Since it resurfaced in 2003, avian flu has claimed more than 50 human lives, mostly in Vietnam. Avian flu is devastating to poultry and officials worry that it could kill millions of people globally if it acquires the ability to move among humans. At the conclusion of a three-day conference in Malaysia earlier this week World Health Organization officials announced that $150 million is needed to fight the spread of the disease in people and another $100 million should be allocated to stopping its spread in animals in Asia. Now two reports indicate that avian flu could be more far-reaching than previously thought. For the first time, scientists have documented transmission of the disease between wild animal populations.
The outbreak, which occurred in a protected reserve in western China, known as Lake Qinghaihu, became apparent on April 30 in wild bar-headed geese. In less than a month nearly 1,500 birds had succumbed to the disease, Yi Guan of the University of Hong Kong and his colleagues report in Nature, and many more died in the following weeks, including birds of three other species. When the researchers analyzed samples of the virus collected from the dead animals, they discovered that it is closely related to the H5N1 strain that made people in Thailand and Vietnam sick. "This outbreak may help to spread the virus over and beyond the Himalayas," the team notes, "and has important implications for developing control strategies."

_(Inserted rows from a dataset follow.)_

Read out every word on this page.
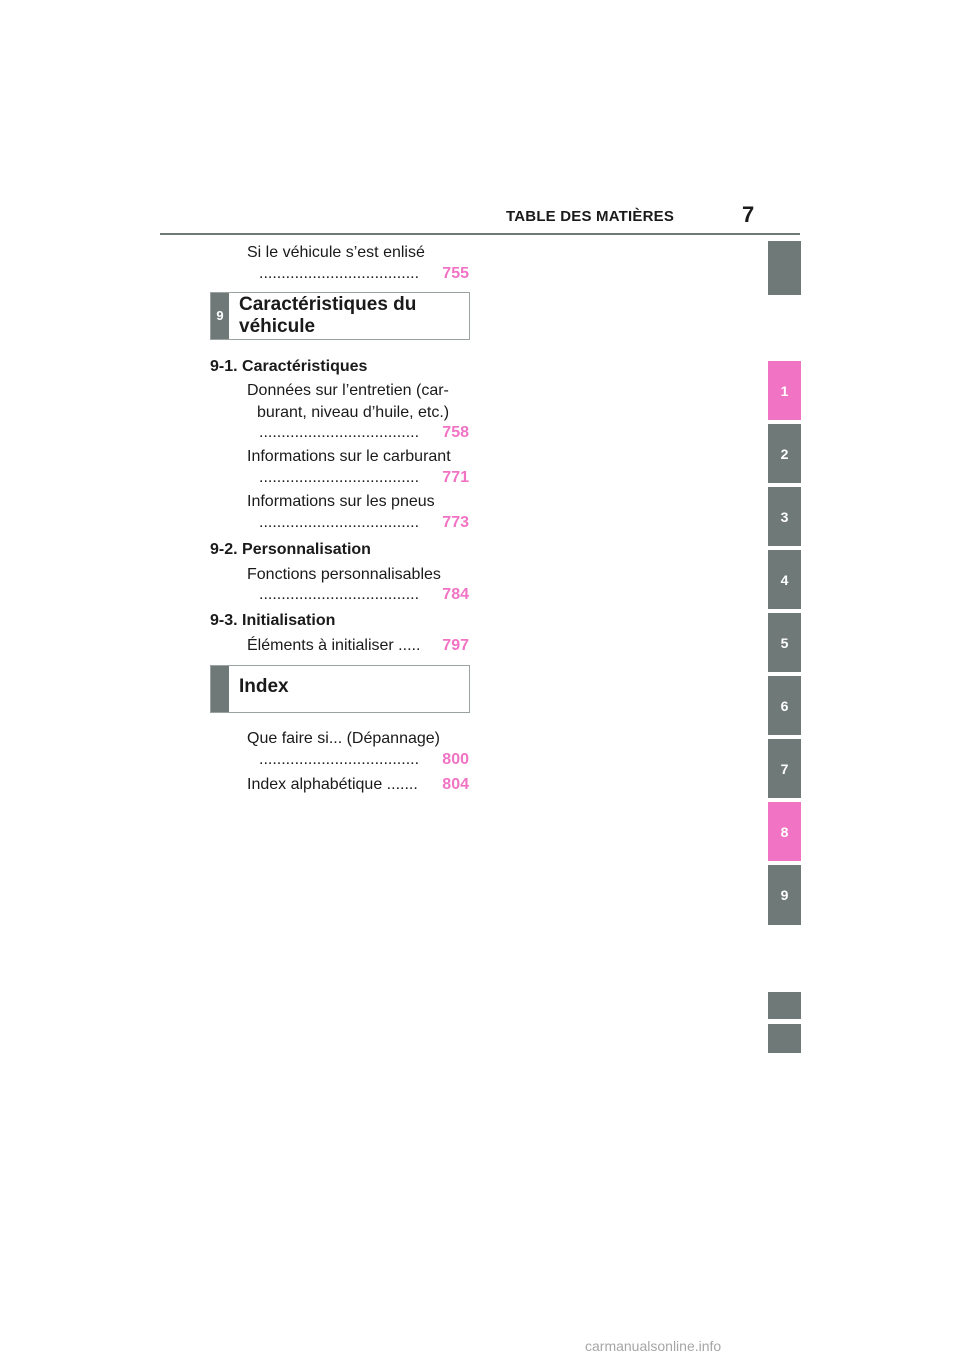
TABLE DES MATIÈRES	7
1
2
3
4
5
6
7
8
9
Si le véhicule s’est enlisé
....................................	755
9
Caractéristiques du
véhicule
9-1. Caractéristiques
Données sur l’entretien (car-
burant, niveau d’huile, etc.)
....................................	758
Informations sur le carburant
....................................	771
Informations sur les pneus
....................................	773
9-2. Personnalisation
Fonctions personnalisables
....................................	784
9-3. Initialisation
Éléments à initialiser ..... 797
Index
Que faire si... (Dépannage)
....................................	800
Index alphabétique ....... 804
carmanualsonline.info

A report published in Science, meanwhile, indicates that four sub-strains of the H5N1 virus taken from the dead wild birds are particularly virulent. Jinhua Liu of China Agricultural University in Beijing and his colleagues exposed mice and chickens to them and found that within three days of exposure all but one of the 16 test animals died. Because the lake is a breeding center for birds that return to Southeast Asia, Siberia, Australia and New Zealand, the potential for spreading avian flu outside of its Asian stronghold is high, the new reports suggest. Both teams call for increased surveillance of poultry farms to stave off the disease before it becomes entrenched in more bird populations around the world.